I got burned by options a couple years ago, and have stayed away ever since. But in the last few days, I’ve been learning how to manage risk using options, especially by using spreads. I decided to try out some spreads today in my optionshouse practice account.
WARNING: If you are not familiar with options, the next part is going to be gibberish. Use Google to find a good resource on educating yourself about options if you are at all interested, and please use a virtual account to try it out before putting real money in the market. Cheers.
2 of them are Bull Call Spreads, which means buying a call option on a security at a realistic strike price out-of-the-money, and at the same time selling a higher-priced out-of-the-money call. What ends up happening is pretty awesome – a lot of the cost is cancelled out since you’re buying and selling a contract, but not all of it since you’re buying the less risky option. If the security goes down in value, you and the person you sold to lose, but your losses are less than they would be just buying a call. On the other hand, if the security rises in value, which one who enters this spread assumes will happen, but not enough to bring the sold option into the money by the expiration date, you keep your profits. The best part is that even if the sold option goes into the money, it doesn’t really matter as long as you keep your call around as long as they do. If they exercise early, all the better, as you can take your profit in safety.

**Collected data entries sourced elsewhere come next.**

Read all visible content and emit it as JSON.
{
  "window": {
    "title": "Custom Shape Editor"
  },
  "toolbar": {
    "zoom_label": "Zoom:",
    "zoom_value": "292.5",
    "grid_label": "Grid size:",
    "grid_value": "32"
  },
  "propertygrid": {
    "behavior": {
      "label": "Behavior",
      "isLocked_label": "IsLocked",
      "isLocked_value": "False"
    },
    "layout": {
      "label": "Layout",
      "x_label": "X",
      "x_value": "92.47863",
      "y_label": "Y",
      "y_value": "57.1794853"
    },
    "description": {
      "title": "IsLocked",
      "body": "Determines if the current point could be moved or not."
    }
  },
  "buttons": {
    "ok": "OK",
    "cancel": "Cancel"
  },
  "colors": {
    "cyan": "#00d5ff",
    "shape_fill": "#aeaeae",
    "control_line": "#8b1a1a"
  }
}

The other spread I’m trying is an Iron Condor. To explain this, you need to understand what a Bear Call Spread is and what a Bull Put Spread is. I’ve linked both of these, so I suggest you read them, especially the examples (that’s how I learn). Now that you know that, imagine combining them. This is what’s known as an Iron Condor. Basically, instead of being bullish or bearish on a security, you are banking on it staying in some range. You can manipulate this range using the strike prices of the options you buy and write.
Here’s a graph from my new favorite discount broker, Zecco:
What’s happening here is an Iron Condor (slightly modified for an upside move). Maximum profit is obtained from the 104-112 range. If the final price falls much outside this range, you’re going to incur a loss. It’s best to do this on stocks that have very little volatility – like indexes.
We’ll see how this goes virtually, and consider trading it a bit in real life, just for kicks.